EDITORIALS : This Just In . . .
Posted on Sunday, October 12, 2008
WE WERE all set to run a hot
editorial about Mike Beebe’s
latest Hamlet act. It was practically in type. This time we were fed up with the governor’s backing-and-forthing about whether the state’s Department of Human Services should stick to its policy barring unmarried couples who live together from becoming foster parents. We wanted a little gubernatorial clarity and even leadership, please. Then the news came. It wasn’t so good for our editorial in the hopper, but it was good for Mike Beebe and great for children in Arkansas who need a home. That’s a deal we’ll take every day. Even on deadline.
Here’s the flash from the AP:
“Arkansas plans to no longer bar unmarried couples living together from taking on foster children, the state’s Department of Human Services says....”
And the kicker:
“Beebe spokesman Matt DeCample said Beebe supports the proposed change and said the governor changed his mind on the prohibition primarily because of a lack of foster care.”
Attaway, Gov.
Now about this initiated act. We note that Spokesman DeCample didn’t mention that little detail, which would ban unmarried couples living together from adopting kids or becoming foster parents. That’s the fashionable way to avoid coming right out and saying it: Homosexual adults should not be allowed to adopt or foster kids. And if a few unmarried heterosexual couples get discriminated against in the process, well, the price is worth it.
Why not address both issues in one allencompassing gubernatorial statement and get it over with ? Maybe because the governor doesn’t want his stand on this hot topic noised about too much. We’re told by his spokesman that he’s been against the initiated act from the beginning. Okay. That’s nice to know. We must have missed that press release.
At times like this we really miss Mike Huckabee. You didn’t have to do an archives search and call his PR guy to know where he stood on a controversial issue. Mike Huckabee let you know—loudly and often.

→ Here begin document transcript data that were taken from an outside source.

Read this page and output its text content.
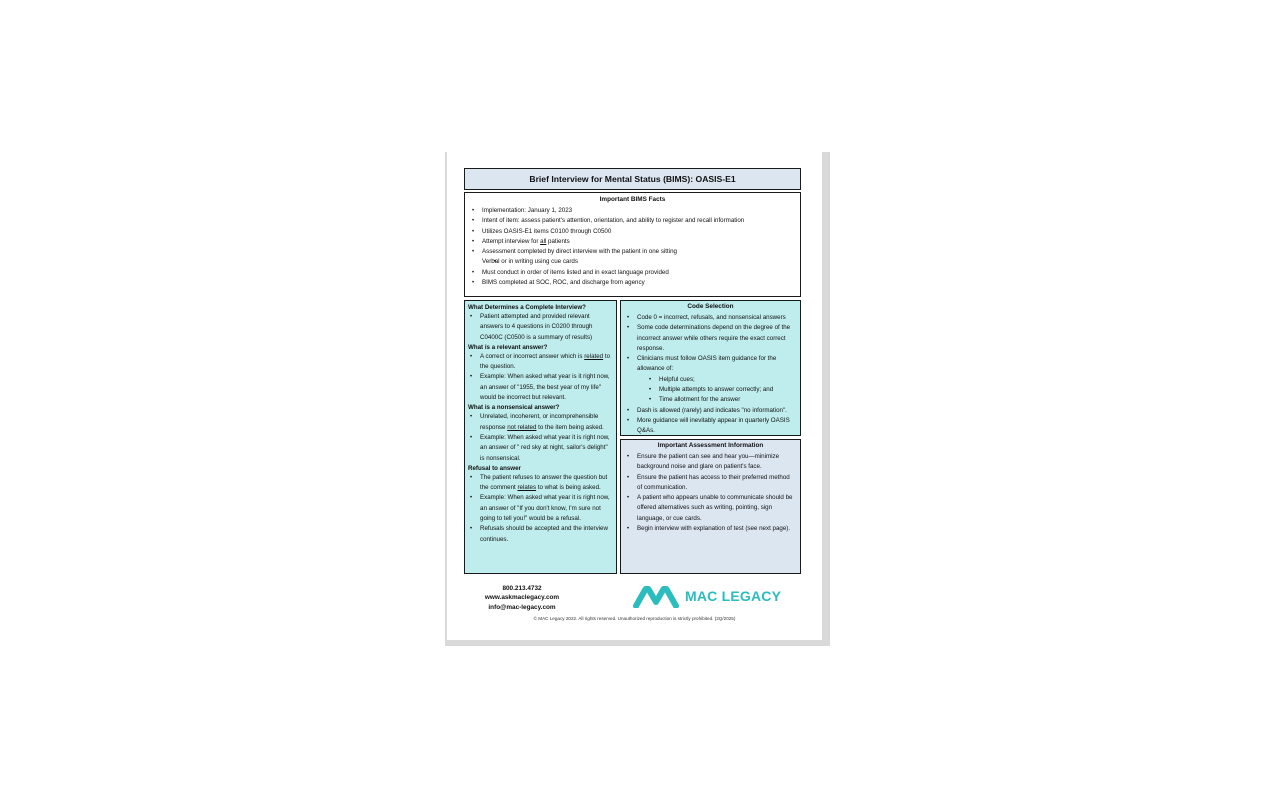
Brief Interview for Mental Status (BIMS): OASIS-E1
Important BIMS Facts
• Implementation: January 1, 2023
• Intent of item: assess patient's attention, orientation, and ability to register and recall information
• Utilizes OASIS-E1 items C0100 through C0500
• Attempt interview for all patients
• Assessment completed by direct interview with the patient in one sitting
• Verbal or in writing using cue cards
• Must conduct in order of items listed and in exact language provided
• BIMS completed at SOC, ROC, and discharge from agency
What Determines a Complete Interview?
• Patient attempted and provided relevant answers to 4 questions in C0200 through C0400C (C0500 is a summary of results)
What is a relevant answer?
• A correct or incorrect answer which is related to the question.
• Example: When asked what year is it right now, an answer of "1955, the best year of my life" would be incorrect but relevant.
What is a nonsensical answer?
• Unrelated, incoherent, or incomprehensible response not related to the item being asked.
• Example: When asked what year it is right now, an answer of " red sky at night, sailor's delight" is nonsensical.
Refusal to answer
• The patient refuses to answer the question but the comment relates to what is being asked.
• Example: When asked what year it is right now, an answer of "If you don't know, I'm sure not going to tell you!" would be a refusal.
• Refusals should be accepted and the interview continues.
Code Selection
• Code 0 = incorrect, refusals, and nonsensical answers
• Some code determinations depend on the degree of the incorrect answer while others require the exact correct response.
• Clinicians must follow OASIS item guidance for the allowance of:
• Helpful cues;
• Multiple attempts to answer correctly; and
• Time allotment for the answer
• Dash is allowed (rarely) and indicates "no information".
• More guidance will inevitably appear in quarterly OASIS Q&As.
Important Assessment Information
• Ensure the patient can see and hear you—minimize background noise and glare on patient's face.
• Ensure the patient has access to their preferred method of communication.
• A patient who appears unable to communicate should be offered alternatives such as writing, pointing, sign language, or cue cards.
• Begin interview with explanation of test (see next page).
800.213.4732
www.askmaclegacy.com
info@mac-legacy.com
MAC LEGACY
© MAC Legacy 2022. All rights reserved. Unauthorized reproduction is strictly prohibited. (2Q/2025)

But at least Mike Beebe is part way there. We have an idea he’ll come around eventually, like the rest of the state. It just may take time for it to dawn on a lot of us that kids’ need for a good home should come before our own ideological hangups.
THE STATE does have some
leaders. The other day a whole gaggle
of retired jurists came out foursquare agin the initiated act. The jurists were clear, direct, and they put the welfare of the children first. Their take on Proposed Initiated Act 1: Leave this decision to the professionals whose job it is to place these kids in the best possible homes—and to the judges who then consider their recommendation. That’s the best way to go for the kids, if not for the ideologues on one side or the other of this all-too-controversial issue. Here’s the statement from Their Honors, among them three former chief justices: “The choices available to neglected and abused children and to the judges who must find homes for them are already tragically limited by the children’s circumstances. Instead of imposing a blanket rule that would apply to every case, the needs of these children and the best means of satisfying their needs
should be left to elected judges to decide case-by-case.”
Well said.
THIS ISSUE really is
simple. Or it would be
if all the overheated parties would simmer down. Which is highly unlikely in an election year, which has a way of bringing out the worst in our leaders, especially those afraid of having to actually lead.

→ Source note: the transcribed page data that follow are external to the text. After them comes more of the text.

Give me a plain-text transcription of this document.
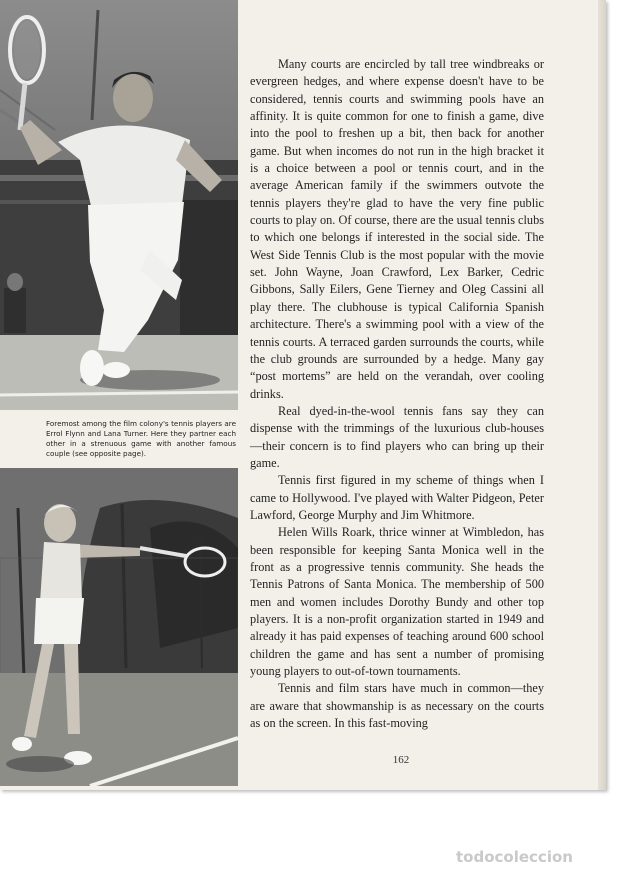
Foremost among the film colony's tennis players are Errol Flynn and Lana Turner. Here they partner each other in a strenuous game with another famous couple (see opposite page).

Many courts are encircled by tall tree windbreaks or evergreen hedges, and where expense doesn't have to be considered, tennis courts and swimming pools have an affinity. It is quite common for one to finish a game, dive into the pool to freshen up a bit, then back for another game. But when incomes do not run in the high bracket it is a choice between a pool or tennis court, and in the average American family if the swimmers outvote the tennis players they're glad to have the very fine public courts to play on. Of course, there are the usual tennis clubs to which one belongs if interested in the social side. The West Side Tennis Club is the most popular with the movie set. John Wayne, Joan Crawford, Lex Barker, Cedric Gibbons, Sally Eilers, Gene Tierney and Oleg Cassini all play there. The clubhouse is typical California Spanish architecture. There's a swimming pool with a view of the tennis courts. A terraced garden surrounds the courts, while the club grounds are surrounded by a hedge. Many gay “post mortems” are held on the verandah, over cooling drinks.

Real dyed-in-the-wool tennis fans say they can dispense with the trimmings of the luxurious club-houses—their concern is to find players who can bring up their game.

Tennis first figured in my scheme of things when I came to Hollywood. I've played with Walter Pidgeon, Peter Lawford, George Murphy and Jim Whitmore.

Helen Wills Roark, thrice winner at Wimbledon, has been responsible for keeping Santa Monica well in the front as a progressive tennis community. She heads the Tennis Patrons of Santa Monica. The membership of 500 men and women includes Dorothy Bundy and other top players. It is a non-profit organization started in 1949 and already it has paid expenses of teaching around 600 school children the game and has sent a number of promising young players to out-of-town tournaments.

Tennis and film stars have much in common—they are aware that showmanship is as necessary on the courts as on the screen. In this fast-moving

162
todocoleccion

There’s just one question a responsible leader needs to consider:
What is best for each child ?
That’s it. Answer it and the rest will take care of itself. There is no one-sizefits-all answer to this question any more than there is one and only one good way to raise a child. Because every kid is different, and every prospective parent is different. So you might get a different answer to that question every time. But that’s the beauty of putting the child first: case-by-case flexibility.
How many same-sex couples will end up as foster parents this way ? Heck if we know. We’re pretty certain some will, having known some great parents who are homosexual. But the proposed constitutional amendment on the ballot seems to assume that there’s some perfect formula for a good, loving home—much the way some folks seem to think there’s a perfect formula for the ideal school, with all the different and very real children proportioned according to some purely abstract ratio of race, sex, ability, talent....
But the world—and the people in itare too complicated to fit into all those little pigeon holes.
This much we do know when it comes to choosing foster parents: Limit the pool of good, responsible, loving people to draw from, and the result will just be more of what we’ve got now—which is a shortage of foster homes.
At last count, there are only about 1, 100 foster homes for every 3, 700 foster children who need parenting in Arkansas, and need it now.
There’s something else we know. We know some folks who’d make great parents but, under the now former policy of the state’s Department of Human Services, which is the same straitjacket policy this initiated act would make inflexible law, they’d never be given the chance.